One of the many ideologies of the nineteenth century was conservatism. For conservatives, society and the state, not the individual, was paramount, in a world to be guided by tradition. The victors over Napoleon met at the Congress of Vienna, forming the Quadruple Alliance of Britain, Austria, Russia, and Prussia. Its guiding principle was “legitimacy,” or monarchical government, to be maintained by a balance of power. A new German Confederation replaced the Holy Roman Empire. The Quadruple Alliance became the Quintuple Alliance with the admittance of France.
Acting as the Concert of Europe, the major powers intervened to uphold conservative governments. However, Britain, seeking new markets, opposed intervention when Spain s Latin American colonies declared their independence. Britain was under conservative Tory rule until 1830 despite economic protests and demands for electoral reform. The Bourbons returned to France with Louis XVIII (1814-1824) and Charles X (1824-1830). Bourbon Spain and Italy remained under conservative rule. The reform hopes of German students and professors were negated by the repressive measures of the Carlsbad Decrees. Order was maintained in multiethnic Austria, and in Russia a reform movement was crushed in 1825.
Liberalism grew out of the Enlightenment and the era of Revolutions. Freedom was the aim, both in politics and in economics; the state should have no responsibilities except in defense, policing, and public works construction. Natural rights and representative government were essential, but most liberals limited voting to male property owners. Nationalism, with its belief in a community with common traditions, language, and customs, also emerged from the French Revolution, threatening the status quo in divided Germany and Italy and the multinational Austrian Empire. Utopian socialists envisioned cooperation rather than competitive capitalism, and voluntary communities were established and government workshops suggested.

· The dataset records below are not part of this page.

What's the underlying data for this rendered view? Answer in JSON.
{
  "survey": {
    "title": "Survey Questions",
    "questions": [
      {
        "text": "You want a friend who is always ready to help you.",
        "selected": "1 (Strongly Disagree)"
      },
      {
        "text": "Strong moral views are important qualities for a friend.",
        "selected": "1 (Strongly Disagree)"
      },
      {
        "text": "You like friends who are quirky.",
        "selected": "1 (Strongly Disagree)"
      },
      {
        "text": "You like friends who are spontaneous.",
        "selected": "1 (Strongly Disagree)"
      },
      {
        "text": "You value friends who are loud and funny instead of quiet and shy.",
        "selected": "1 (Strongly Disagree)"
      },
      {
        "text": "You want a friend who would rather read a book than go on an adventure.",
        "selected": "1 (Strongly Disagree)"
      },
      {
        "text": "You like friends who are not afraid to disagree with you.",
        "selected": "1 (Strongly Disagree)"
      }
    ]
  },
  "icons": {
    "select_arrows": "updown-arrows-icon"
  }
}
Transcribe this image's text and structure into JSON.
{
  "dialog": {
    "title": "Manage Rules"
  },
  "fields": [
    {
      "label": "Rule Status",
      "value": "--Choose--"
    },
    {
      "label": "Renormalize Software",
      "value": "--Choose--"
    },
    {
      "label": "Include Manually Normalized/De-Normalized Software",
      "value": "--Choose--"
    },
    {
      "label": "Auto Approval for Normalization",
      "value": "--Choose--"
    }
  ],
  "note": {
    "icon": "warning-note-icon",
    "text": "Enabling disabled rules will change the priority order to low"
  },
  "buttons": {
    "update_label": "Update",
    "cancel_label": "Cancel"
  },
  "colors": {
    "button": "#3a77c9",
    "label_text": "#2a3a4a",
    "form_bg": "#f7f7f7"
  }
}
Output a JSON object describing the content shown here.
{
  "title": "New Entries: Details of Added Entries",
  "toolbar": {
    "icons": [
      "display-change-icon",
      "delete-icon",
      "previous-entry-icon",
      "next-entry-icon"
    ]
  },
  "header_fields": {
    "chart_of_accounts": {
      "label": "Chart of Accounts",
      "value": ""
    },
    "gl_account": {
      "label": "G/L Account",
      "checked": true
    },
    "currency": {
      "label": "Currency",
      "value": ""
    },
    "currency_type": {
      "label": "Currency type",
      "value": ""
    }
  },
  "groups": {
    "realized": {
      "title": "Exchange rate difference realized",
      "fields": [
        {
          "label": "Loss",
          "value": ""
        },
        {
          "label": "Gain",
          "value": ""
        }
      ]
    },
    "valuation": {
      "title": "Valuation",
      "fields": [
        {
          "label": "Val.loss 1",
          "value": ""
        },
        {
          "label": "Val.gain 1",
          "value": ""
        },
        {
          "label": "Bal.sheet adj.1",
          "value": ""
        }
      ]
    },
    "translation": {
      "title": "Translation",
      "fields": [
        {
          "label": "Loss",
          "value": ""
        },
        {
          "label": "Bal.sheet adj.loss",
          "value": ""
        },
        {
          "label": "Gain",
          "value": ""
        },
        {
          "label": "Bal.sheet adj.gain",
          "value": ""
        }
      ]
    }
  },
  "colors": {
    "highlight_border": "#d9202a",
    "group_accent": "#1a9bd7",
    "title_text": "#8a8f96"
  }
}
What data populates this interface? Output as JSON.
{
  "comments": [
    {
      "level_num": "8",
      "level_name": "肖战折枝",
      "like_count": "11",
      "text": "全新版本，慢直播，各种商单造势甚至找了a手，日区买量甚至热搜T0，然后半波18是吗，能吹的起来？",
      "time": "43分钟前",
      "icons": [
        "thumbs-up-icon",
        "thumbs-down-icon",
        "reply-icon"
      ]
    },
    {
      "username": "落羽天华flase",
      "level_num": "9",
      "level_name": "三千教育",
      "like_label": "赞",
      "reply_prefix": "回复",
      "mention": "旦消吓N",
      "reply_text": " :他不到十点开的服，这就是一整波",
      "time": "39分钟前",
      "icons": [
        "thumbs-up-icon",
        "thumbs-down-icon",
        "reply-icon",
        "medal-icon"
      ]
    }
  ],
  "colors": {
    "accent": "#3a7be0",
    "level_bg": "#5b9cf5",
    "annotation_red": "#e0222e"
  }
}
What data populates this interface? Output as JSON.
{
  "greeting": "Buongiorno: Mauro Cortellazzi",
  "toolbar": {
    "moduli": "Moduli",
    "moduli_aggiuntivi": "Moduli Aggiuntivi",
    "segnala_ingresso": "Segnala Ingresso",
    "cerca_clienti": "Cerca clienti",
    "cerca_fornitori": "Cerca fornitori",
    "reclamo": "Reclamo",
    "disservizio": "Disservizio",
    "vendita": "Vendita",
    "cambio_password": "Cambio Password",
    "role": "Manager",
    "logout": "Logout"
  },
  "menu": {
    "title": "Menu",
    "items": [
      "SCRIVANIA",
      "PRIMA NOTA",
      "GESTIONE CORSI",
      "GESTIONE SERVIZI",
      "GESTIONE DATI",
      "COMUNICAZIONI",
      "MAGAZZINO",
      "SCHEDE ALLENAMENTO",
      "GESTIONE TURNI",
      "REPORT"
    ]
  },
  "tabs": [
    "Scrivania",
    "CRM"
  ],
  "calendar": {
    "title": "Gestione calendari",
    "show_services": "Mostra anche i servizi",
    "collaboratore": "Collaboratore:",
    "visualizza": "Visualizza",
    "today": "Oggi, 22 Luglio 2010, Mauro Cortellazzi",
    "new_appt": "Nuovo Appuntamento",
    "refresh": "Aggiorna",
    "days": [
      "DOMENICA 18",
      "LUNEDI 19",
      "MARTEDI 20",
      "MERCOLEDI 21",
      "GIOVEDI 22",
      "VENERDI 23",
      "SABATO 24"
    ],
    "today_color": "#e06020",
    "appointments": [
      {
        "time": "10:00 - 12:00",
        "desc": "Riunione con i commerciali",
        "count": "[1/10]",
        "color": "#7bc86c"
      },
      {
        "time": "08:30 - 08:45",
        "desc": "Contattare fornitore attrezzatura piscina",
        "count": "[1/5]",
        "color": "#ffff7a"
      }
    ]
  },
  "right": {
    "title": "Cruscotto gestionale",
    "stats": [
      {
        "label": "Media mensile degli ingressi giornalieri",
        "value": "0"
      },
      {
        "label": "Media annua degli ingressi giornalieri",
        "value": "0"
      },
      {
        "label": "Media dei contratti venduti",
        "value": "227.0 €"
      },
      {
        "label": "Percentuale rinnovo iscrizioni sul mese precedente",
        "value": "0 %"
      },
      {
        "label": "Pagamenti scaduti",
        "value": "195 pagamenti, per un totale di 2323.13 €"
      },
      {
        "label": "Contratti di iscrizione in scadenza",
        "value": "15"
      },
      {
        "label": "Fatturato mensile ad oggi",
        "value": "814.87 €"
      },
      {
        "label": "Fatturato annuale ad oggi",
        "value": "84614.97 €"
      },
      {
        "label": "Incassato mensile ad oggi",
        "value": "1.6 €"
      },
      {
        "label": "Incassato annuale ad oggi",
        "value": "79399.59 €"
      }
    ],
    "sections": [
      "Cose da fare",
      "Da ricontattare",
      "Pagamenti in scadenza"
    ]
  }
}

In 1830, an uprising in France led to a constitutional monarchy headed by Louis-Philippe (1830-1848), supported by the upper middle-class. Belgium split off from the Netherlands, but national uprisings in Poland and Italy failed. In Britain, the franchise was widened to include the upper middle-classes, and free trade became the norm. The great revolutionary year was 1848. France s Louis-Philippe fled into exile, and the Second Republic was established with universal manhood suffrage, but conflict developed between socialist demands and the republican political agenda. A unified Germany was the aim of the Frankfurt Assembly, but it failed. In Austria, liberal demands of Hungarians and others were put down. In Italy, there were uprisings against Austrian rule, and a republic was proclaimed in Rome, but conservatives regained control.
To attain an ordered society, civilian police forces were created, such as London s “bobbies.” Urban poverty was addressed through workhouses and technical institutes to teach productive trades. Sunday schools were established, and churches campaigned against gambling and prostitution. In prisons, the incarcerated would be reformed through work or by isolation.
Romanticism, a reaction against Enlightenment reason, favored intuition, feeling, and emotion. Johann Wolfgang von Goethe wrote a popular novel about a youth who committed suicide for love. The brothers Grimm collected folk tales, and the Middle Ages inspired Sir Walter Scott. Mary Shelley and Edgar Allan Poe wrote about the bizarre, and Percy Bysshe Shelley and Lord George Byron were notable poets. Nature was often the subject in William Wordsworth s poetry and the paintings of Caspar David Friedrich and J.M.W. Turner. In music, Ludwig von Beethoven and Hector Berlioz were major figures. Religious Romanticism was to be found in Catholicism s medieval heritage and in Protestant revival movements.